To carry out this task, a dataset generated from the OffendES: A New Corpus in Spanish for Offensive Language Research collection is proposed. This dataset contains a total of 13,368 training instances and 3,342 test instances. Each of these instances represents a post published on a social media platform and is labeled with one of the following four possible classes:

  • Offensive, the target is an individual (OFP)
  • Offensive, the target is a group of people or a collective (OFG)
  • Non-offensive, but containing inappropriate or insulting language (NOM)
  • Non-offensive (NO)

Task

A thorough and in-depth analysis must be conducted on the task, the associated dataset, the proposed architectures, and the obtained results. The following steps should be followed:

🔍 Data Analysis and Text Representation: Perform an initial exploratory analysis of the dataset, including visualizations, text analysis, class balance assessment, and issue identification with proposed solutions. Data cleaning and preprocessing should be carried out using normalization techniques suitable for machine learning. Various text representation methods (one-hot encoding, weighting schemes, embeddings, etc.) should be explored, justifying the choice of each technique.

📏 Baseline Definition: Establish reference results using simple algorithms to compare against more complex models. Recommended baselines include classical machine learning techniques such as Naïve Bayes, Logistic Regression, Decision Trees, Random Forests, and SVMs. The rationale for selecting these algorithms should be explained, along with the obtained results.

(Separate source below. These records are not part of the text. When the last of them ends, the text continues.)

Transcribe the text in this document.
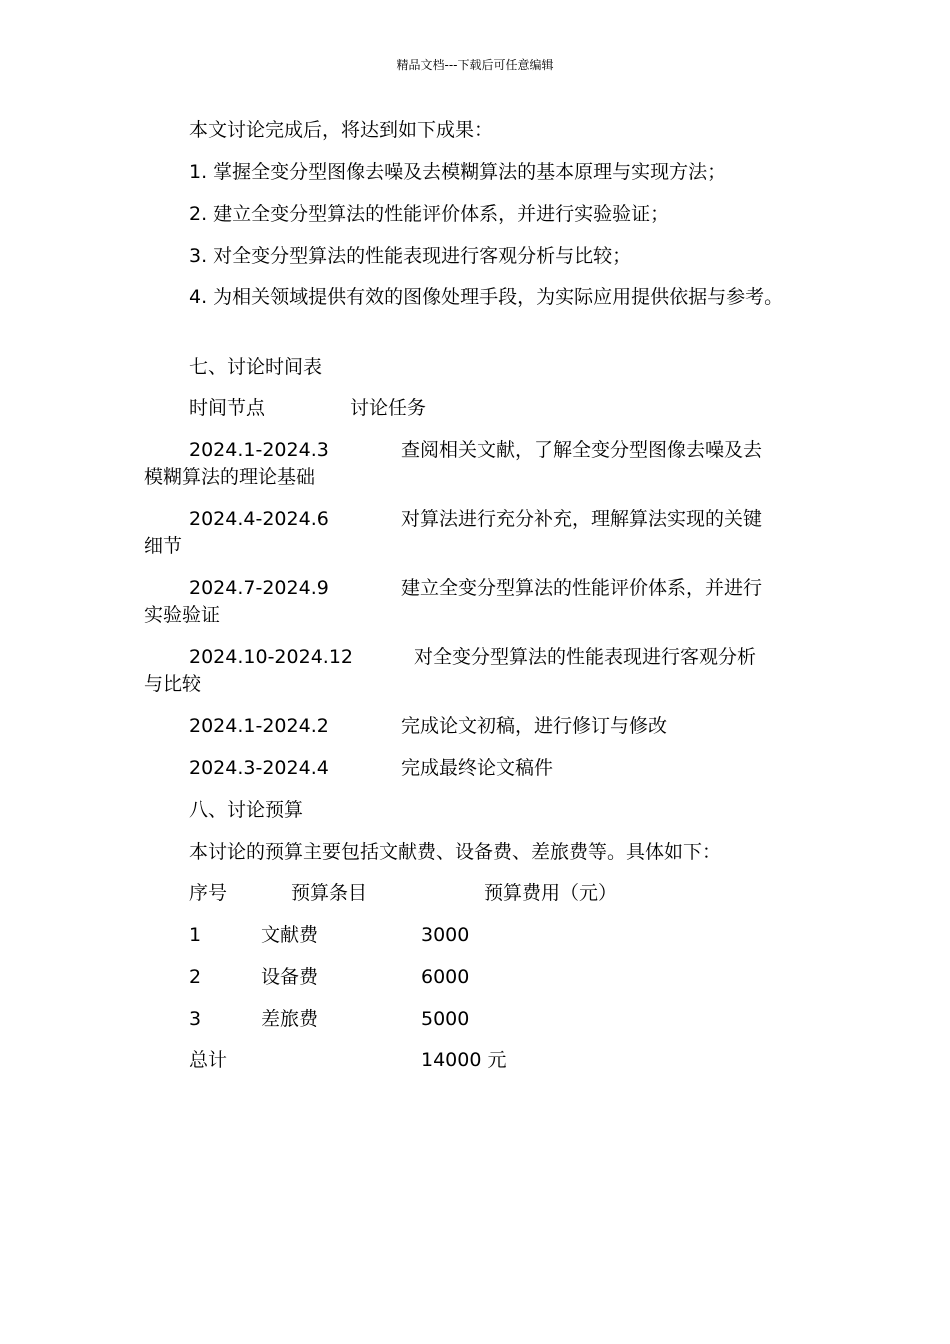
精品文档---下载后可任意编辑
本文讨论完成后，将达到如下成果：
1. 掌握全变分型图像去噪及去模糊算法的基本原理与实现方法；
2. 建立全变分型算法的性能评价体系，并进行实验验证；
3. 对全变分型算法的性能表现进行客观分析与比较；
4. 为相关领域提供有效的图像处理手段，为实际应用提供依据与参考。
七、讨论时间表
时间节点	讨论任务
2024.1-2024.3	查阅相关文献，了解全变分型图像去噪及去
模糊算法的理论基础
2024.4-2024.6	对算法进行充分补充，理解算法实现的关键
细节
2024.7-2024.9	建立全变分型算法的性能评价体系，并进行
实验验证
2024.10-2024.12	对全变分型算法的性能表现进行客观分析
与比较
2024.1-2024.2	完成论文初稿，进行修订与修改
2024.3-2024.4	完成最终论文稿件
八、讨论预算
本讨论的预算主要包括文献费、设备费、差旅费等。具体如下：
序号	预算条目	预算费用（元）
1	文献费	3000
2	设备费	6000
3	差旅费	5000
总计	14000 元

🧠 Deep Learning Models: Train and validate neural network-based models, defining and justifying the proposed architectures. All types of architectures studied in the course should be explored (dense, convolutional, recurrent, contextual models, etc.). Alternative models and innovative approaches are encouraged, even if results are not always positive. Specific aspects of the task (e.g., transfer learning for a related dataset) should also be considered.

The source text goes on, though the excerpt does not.